3.7. Scanning Electron Microscopy
Only the samples of the type A and type B compositions containing the highest amount of A, F, and NS porogen agents were investigated by scanning electron microscopy (SEM). The obtained images confirm the conclusions made by micro-CT testing (
Table 5). The increased porosity is evident within the type B composition samples (
Figure 4) since the top layer is formed by discrete porogen particles bound only by a small amount of PVA. In the type A ODFs, only partially protruding particles are seen embedded into the matrix of the films regardless of the porogen type. Such a structure would not allow a significant amount of ink to be absorbed into the film through subsequent 2D printing drug deposition.
The ODFs of both composition types possess a certain level of unevenness.
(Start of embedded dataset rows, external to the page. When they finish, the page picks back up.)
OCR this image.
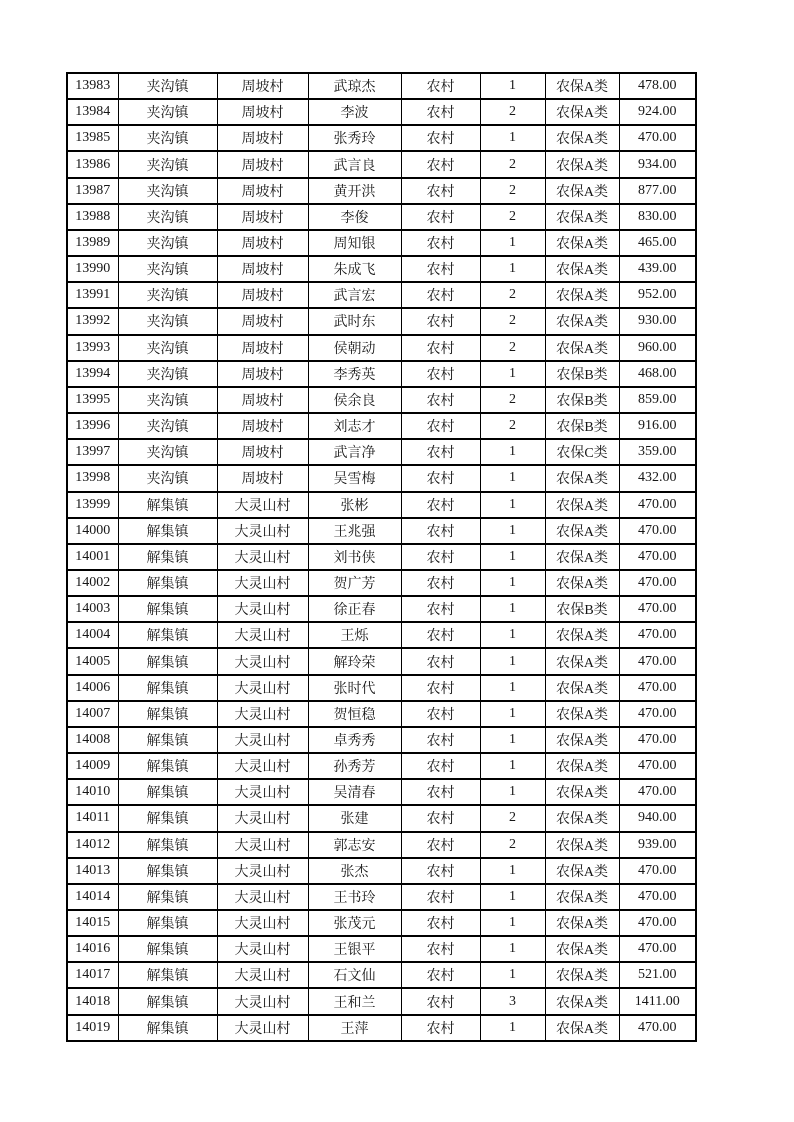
13983	夹沟镇	周坡村	武琼杰	农村	1	农保A类	478.00
13984	夹沟镇	周坡村	李波	农村	2	农保A类	924.00
13985	夹沟镇	周坡村	张秀玲	农村	1	农保A类	470.00
13986	夹沟镇	周坡村	武言良	农村	2	农保A类	934.00
13987	夹沟镇	周坡村	黄开洪	农村	2	农保A类	877.00
13988	夹沟镇	周坡村	李俊	农村	2	农保A类	830.00
13989	夹沟镇	周坡村	周知银	农村	1	农保A类	465.00
13990	夹沟镇	周坡村	朱成飞	农村	1	农保A类	439.00
13991	夹沟镇	周坡村	武言宏	农村	2	农保A类	952.00
13992	夹沟镇	周坡村	武时东	农村	2	农保A类	930.00
13993	夹沟镇	周坡村	侯朝动	农村	2	农保A类	960.00
13994	夹沟镇	周坡村	李秀英	农村	1	农保B类	468.00
13995	夹沟镇	周坡村	侯余良	农村	2	农保B类	859.00
13996	夹沟镇	周坡村	刘志才	农村	2	农保B类	916.00
13997	夹沟镇	周坡村	武言净	农村	1	农保C类	359.00
13998	夹沟镇	周坡村	吴雪梅	农村	1	农保A类	432.00
13999	解集镇	大灵山村	张彬	农村	1	农保A类	470.00
14000	解集镇	大灵山村	王兆强	农村	1	农保A类	470.00
14001	解集镇	大灵山村	刘书侠	农村	1	农保A类	470.00
14002	解集镇	大灵山村	贺广芳	农村	1	农保A类	470.00
14003	解集镇	大灵山村	徐正春	农村	1	农保B类	470.00
14004	解集镇	大灵山村	王烁	农村	1	农保A类	470.00
14005	解集镇	大灵山村	解玲荣	农村	1	农保A类	470.00
14006	解集镇	大灵山村	张时代	农村	1	农保A类	470.00
14007	解集镇	大灵山村	贺恒稳	农村	1	农保A类	470.00
14008	解集镇	大灵山村	卓秀秀	农村	1	农保A类	470.00
14009	解集镇	大灵山村	孙秀芳	农村	1	农保A类	470.00
14010	解集镇	大灵山村	吴清春	农村	1	农保A类	470.00
14011	解集镇	大灵山村	张建	农村	2	农保A类	940.00
14012	解集镇	大灵山村	郭志安	农村	2	农保A类	939.00
14013	解集镇	大灵山村	张杰	农村	1	农保A类	470.00
14014	解集镇	大灵山村	王书玲	农村	1	农保A类	470.00
14015	解集镇	大灵山村	张茂元	农村	1	农保A类	470.00
14016	解集镇	大灵山村	王银平	农村	1	农保A类	470.00
14017	解集镇	大灵山村	石文仙	农村	1	农保A类	521.00
14018	解集镇	大灵山村	王和兰	农村	3	农保A类	1411.00
14019	解集镇	大灵山村	王萍	农村	1	农保A类	470.00
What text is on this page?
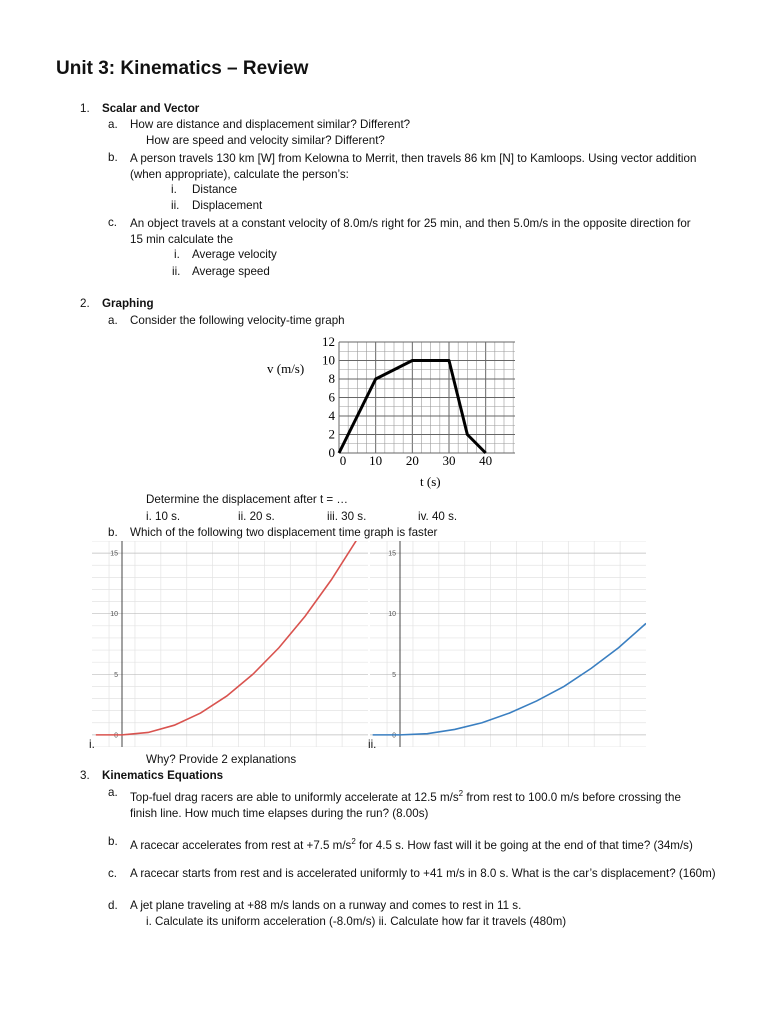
Unit 3: Kinematics – Review
1. Scalar and Vector
a. How are distance and displacement similar? Different?
How are speed and velocity similar? Different?
b. A person travels 130 km [W] from Kelowna to Merrit, then travels 86 km [N] to Kamloops. Using vector addition (when appropriate), calculate the person’s:
i. Distance
ii. Displacement
c. An object travels at a constant velocity of 8.0m/s right for 25 min, and then 5.0m/s in the opposite direction for 15 min calculate the
i. Average velocity
ii. Average speed
2. Graphing
a. Consider the following velocity-time graph
0
2
4
6
8
10
12
0 10 20 30 40
v (m/s)
t (s)
Determine the displacement after t = …
i. 10 s.	ii. 20 s.	iii. 30 s.	iv. 40 s.
b. Which of the following two displacement time graph is faster
0
5
10
15
0
5
10
15
i.	ii.
Why? Provide 2 explanations
3. Kinematics Equations
a. Top-fuel drag racers are able to uniformly accelerate at 12.5 $m/s^2$ from rest to 100.0 m/s before crossing the finish line. How much time elapses during the run? (8.00s)
b. A racecar accelerates from rest at +7.5 $m/s^2$ for 4.5 s. How fast will it be going at the end of that time? (34m/s)
c. A racecar starts from rest and is accelerated uniformly to +41 m/s in 8.0 s. What is the car’s displacement? (160m)
d. A jet plane traveling at +88 m/s lands on a runway and comes to rest in 11 s.
i. Calculate its uniform acceleration (-8.0m/s) ii. Calculate how far it travels (480m)
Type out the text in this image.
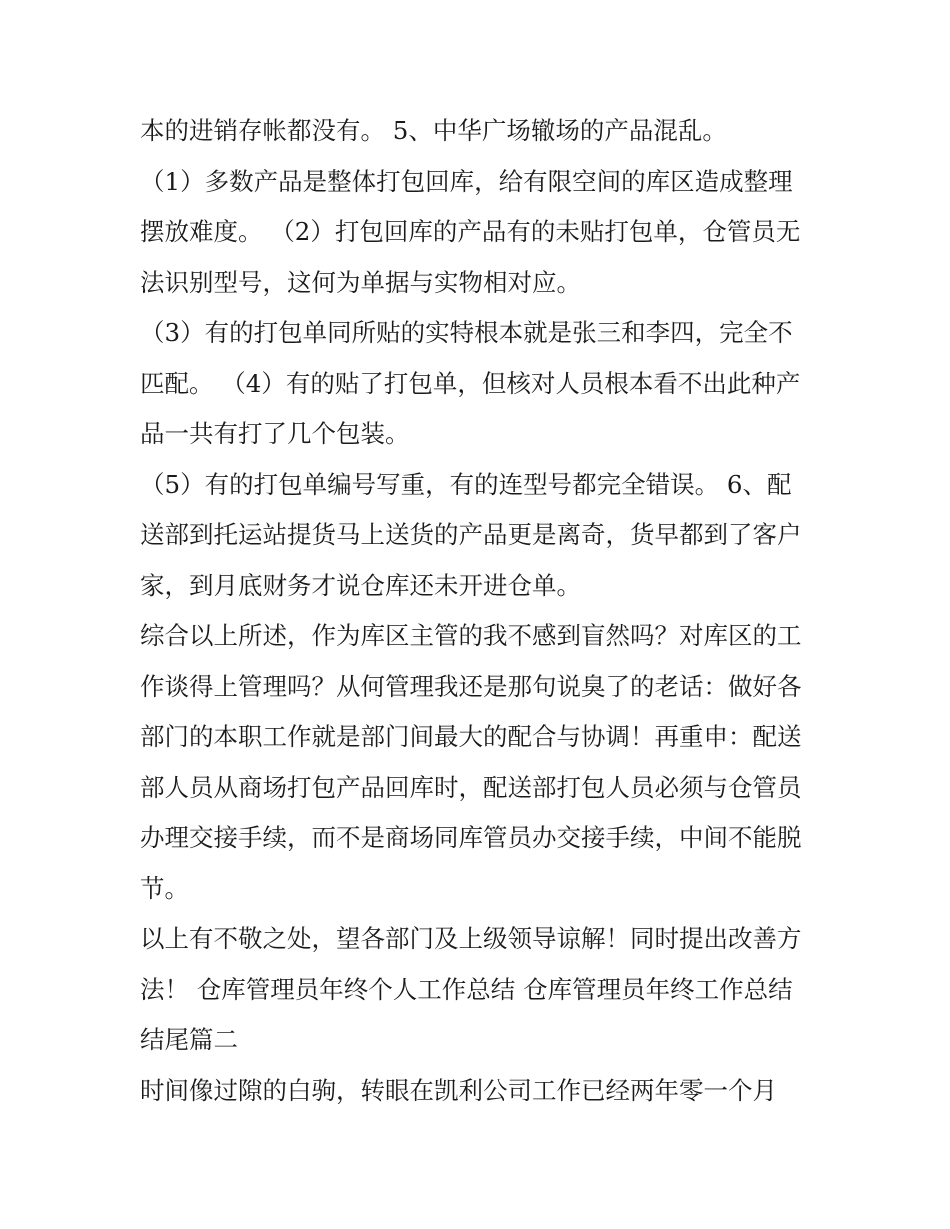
本的进销存帐都没有。 5、中华广场辙场的产品混乱。
（1）多数产品是整体打包回库，给有限空间的库区造成整理
摆放难度。 （2）打包回库的产品有的未贴打包单，仓管员无
法识别型号，这何为单据与实物相对应。
（3）有的打包单同所贴的实特根本就是张三和李四，完全不
匹配。 （4）有的贴了打包单，但核对人员根本看不出此种产
品一共有打了几个包装。
（5）有的打包单编号写重，有的连型号都完全错误。 6、配
送部到托运站提货马上送货的产品更是离奇，货早都到了客户
家，到月底财务才说仓库还未开进仓单。
综合以上所述，作为库区主管的我不感到盲然吗？对库区的工
作谈得上管理吗？从何管理我还是那句说臭了的老话：做好各
部门的本职工作就是部门间最大的配合与协调！再重申：配送
部人员从商场打包产品回库时，配送部打包人员必须与仓管员
办理交接手续，而不是商场同库管员办交接手续，中间不能脱
节。
以上有不敬之处，望各部门及上级领导谅解！同时提出改善方
法！ 仓库管理员年终个人工作总结 仓库管理员年终工作总结
结尾篇二
时间像过隙的白驹，转眼在凯利公司工作已经两年零一个月
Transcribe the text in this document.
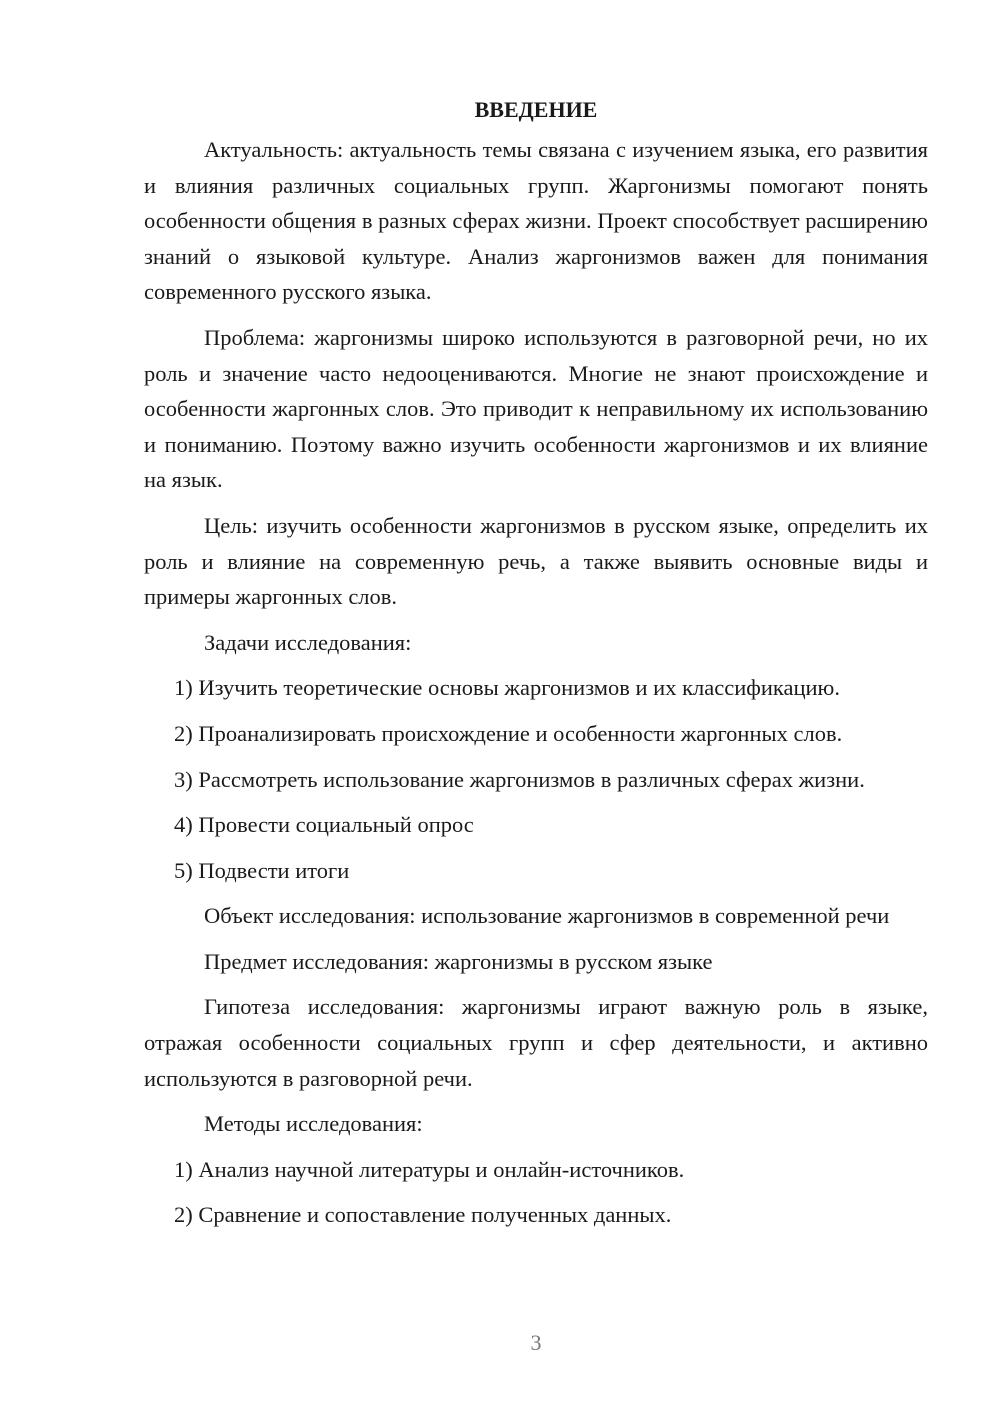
ВВЕДЕНИЕ

Актуальность: актуальность темы связана с изучением языка, его развития и влияния различных социальных групп. Жаргонизмы помогают понять особенности общения в разных сферах жизни. Проект способствует расширению знаний о языковой культуре. Анализ жаргонизмов важен для понимания современного русского языка.

Проблема: жаргонизмы широко используются в разговорной речи, но их роль и значение часто недооцениваются. Многие не знают происхождение и особенности жаргонных слов. Это приводит к неправильному их использованию и пониманию. Поэтому важно изучить особенности жаргонизмов и их влияние на язык.

Цель: изучить особенности жаргонизмов в русском языке, определить их роль и влияние на современную речь, а также выявить основные виды и примеры жаргонных слов.

Задачи исследования:

1) Изучить теоретические основы жаргонизмов и их классификацию.

2) Проанализировать происхождение и особенности жаргонных слов.

3) Рассмотреть использование жаргонизмов в различных сферах жизни.

4) Провести социальный опрос

5) Подвести итоги

Объект исследования: использование жаргонизмов в современной речи

Предмет исследования: жаргонизмы в русском языке

Гипотеза исследования: жаргонизмы играют важную роль в языке, отражая особенности социальных групп и сфер деятельности, и активно используются в разговорной речи.

Методы исследования:

1) Анализ научной литературы и онлайн-источников.

2) Сравнение и сопоставление полученных данных.

3
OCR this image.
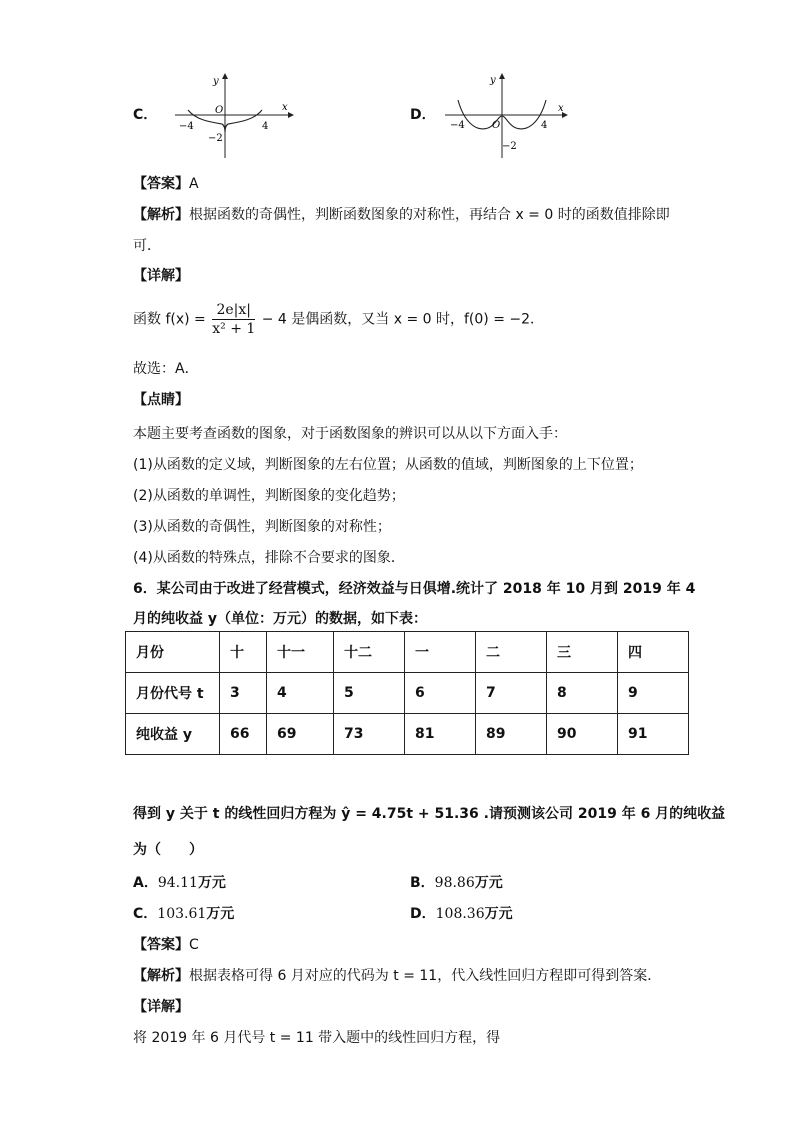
C．
y
x
O
−4	4
−2
D．
y
x
O
−4	4
−2
【答案】A
【解析】根据函数的奇偶性，判断函数图象的对称性，再结合 x = 0 时的函数值排除即
可．
【详解】
函数 $f(x) = \frac{2e|x|}{\text{x² + 1}} - 4$ 是偶函数，又当 x = 0 时，f(0) = −2．
故选：A．
【点睛】
本题主要考查函数的图象，对于函数图象的辨识可以从以下方面入手：
(1)从函数的定义域，判断图象的左右位置；从函数的值域，判断图象的上下位置；
(2)从函数的单调性，判断图象的变化趋势；
(3)从函数的奇偶性，判断图象的对称性；
(4)从函数的特殊点，排除不合要求的图象．
6．某公司由于改进了经营模式，经济效益与日俱增.统计了 2018 年 10 月到 2019 年 4
月的纯收益 y（单位：万元）的数据，如下表：
月份	十	十一	十二	一	二	三	四
月份代号 t	3	4	5	6	7	8	9
纯收益 y	66	69	73	81	89	90	91
得到 y 关于 t 的线性回归方程为 ŷ = 4.75t + 51.36 .请预测该公司 2019 年 6 月的纯收益
为（　　）
A．94.11万元	B．98.86万元
C．103.61万元	D．108.36万元
【答案】C
【解析】根据表格可得 6 月对应的代码为 t = 11，代入线性回归方程即可得到答案．
【详解】
将 2019 年 6 月代号 t = 11 带入题中的线性回归方程，得
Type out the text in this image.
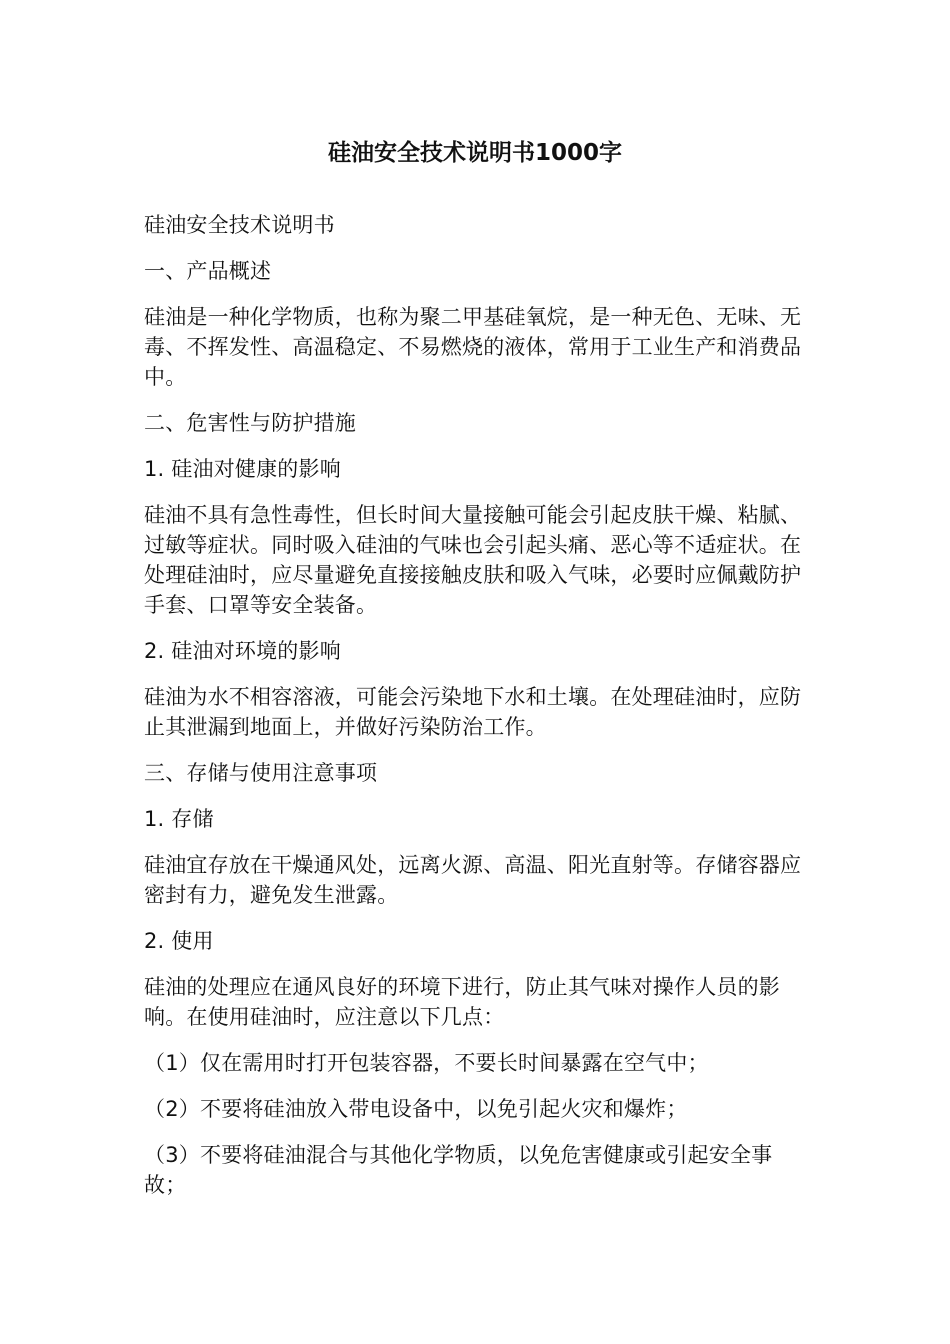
硅油安全技术说明书1000字

硅油安全技术说明书

一、产品概述

硅油是一种化学物质，也称为聚二甲基硅氧烷，是一种无色、无味、无毒、不挥发性、高温稳定、不易燃烧的液体，常用于工业生产和消费品中。

二、危害性与防护措施

1. 硅油对健康的影响

硅油不具有急性毒性，但长时间大量接触可能会引起皮肤干燥、粘腻、过敏等症状。同时吸入硅油的气味也会引起头痛、恶心等不适症状。在处理硅油时，应尽量避免直接接触皮肤和吸入气味，必要时应佩戴防护手套、口罩等安全装备。

2. 硅油对环境的影响

硅油为水不相容溶液，可能会污染地下水和土壤。在处理硅油时，应防止其泄漏到地面上，并做好污染防治工作。

三、存储与使用注意事项

1. 存储

硅油宜存放在干燥通风处，远离火源、高温、阳光直射等。存储容器应密封有力，避免发生泄露。

2. 使用

硅油的处理应在通风良好的环境下进行，防止其气味对操作人员的影响。在使用硅油时，应注意以下几点：

（1）仅在需用时打开包装容器，不要长时间暴露在空气中；

（2）不要将硅油放入带电设备中，以免引起火灾和爆炸；

（3）不要将硅油混合与其他化学物质，以免危害健康或引起安全事故；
For the type A composition, the uneven material deposition could be attributed to the higher viscosity (
Table 2) and inadequate rheological properties of the print dispersion containing a high amount of film-forming polymers and porogen. The individual extrusion strands are not overlapped properly and form ridges and depressions in the topmost layer. This is the main reason for the high thickness variability in the type A composition samples.
The small, localized holes in the top layer of the type B samples may theoretically be formed due to the momentary block of the print needle by larger aggregates of the porogen. However, these aggregates would be relatively quickly pushed through the needle by a build-up of pressure since more severe blockage would result in a completely missing part of a printed layer and an unsatisfactory weight uniformity of the affected samples.